Game Design & Simplicity


For me, the idea of maintaining simple in-game rules is essential. I know some games may require more information due to the number of situations presented, but for the most part, I try to strive for the simplistic. Somewhere I read, “if you can’t describe how it works in under three minutes, it’s too complicated.” I’m paraphrasing, but I lean in that direction in many of my projects. I even have two books of fifty one-page stories (300 words or less – Called Amurati (Vols. 1 & 2).

As a game designer, I understand some basic formats in game design. Is it a racing game where players must be the first to reach a certain point on the board or get to a situation or status?

Is it a positioning game where pieces must be placed in a specific order or configuration? Or is it a strategic game of attrition wherein capturing a particular piece affords one the win? I will admit, however, that I enjoy making alterations to existing ideas, sometimes adding bits and pieces of formats.

How do I develop games? That’s a question I don’t really think I could give a straight answer to. I happen to be a musician, sculptor, and author. So when it comes to writing music and lyric, the music may come first, or the lyrics may come first. Sometimes, an event will spark the song, and I’ll start singing as I walk home.

Let’s look at one of my first games – Gin-Go. I was collecting the garbage one night. In the trash were old Bingo boards and Pokeno boards. I was about to put more waste in the bag when they caught my eye, and I retrieved them. The card faces on the Pokeno board made me think about cards and how cards are used to place chips on the board, like the letter numbers in Bingo.

I played cribbage regularly, but I wondered what other card games could be played where chips could be placed. The game that came to mind was 500 Rummy. A game my mother taught me and my siblings. The game had number values for the cards; I didn’t want that.

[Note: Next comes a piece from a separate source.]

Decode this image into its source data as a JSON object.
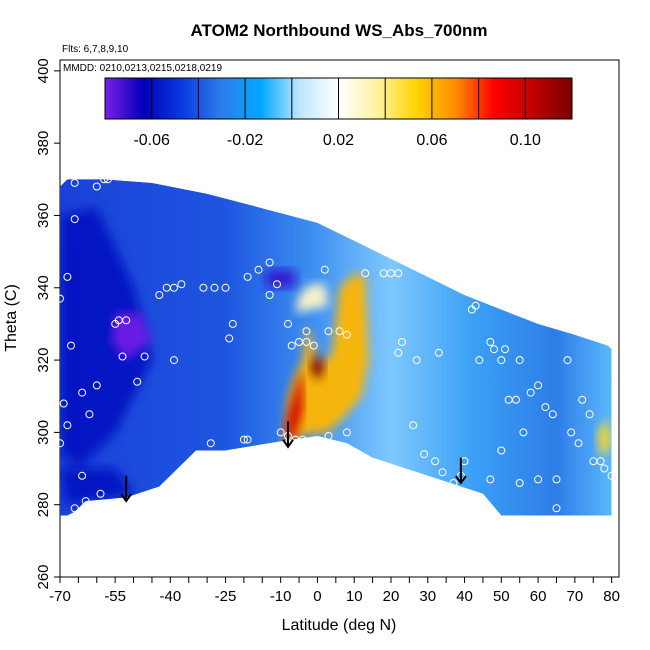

The problem was simple. How could I represent all 52 cards on a board? After some quick sketches, the idea of four columns with thirteen rows. The columns would represent the suits, the rows the card face with each player or team player from opposite ends of the board.

I incorporated the format of a racing game and a positioning game. The first to go out with a connecting link from their Ace to King row would win. The connecting line reminded me of the connecting line in Bingo, hence the name Gin-Go (“Gin” from 500 Rummy and “Go” from Bingo).

I didn’t want the suit columns to be stationary. So I went into my workroom (something I always do) and found some scrap wood with pushpins for pegs (two colors). On some pushpins, I glued suit symbols. As I’m building it, it comes to me like writing a song. I see it. Later through playing it with friends, I made alterations to allow for Jokers and varying formats in the Suit Row to make the game more challenging. However, I was able to keep the game rules to two pages.

Taking ideas to bed with me and keeping a notepad by my side has been extremely helpful in designing games. I have solved many kinks that others may make queries on. I’ve also been blessed with kids who enjoy gaming and the gaming experience and ask enough questions.

I find game designing not only similar to writing music but to working on an abstract sculpture in wood or stone. The material will tell you how it needs to be formed.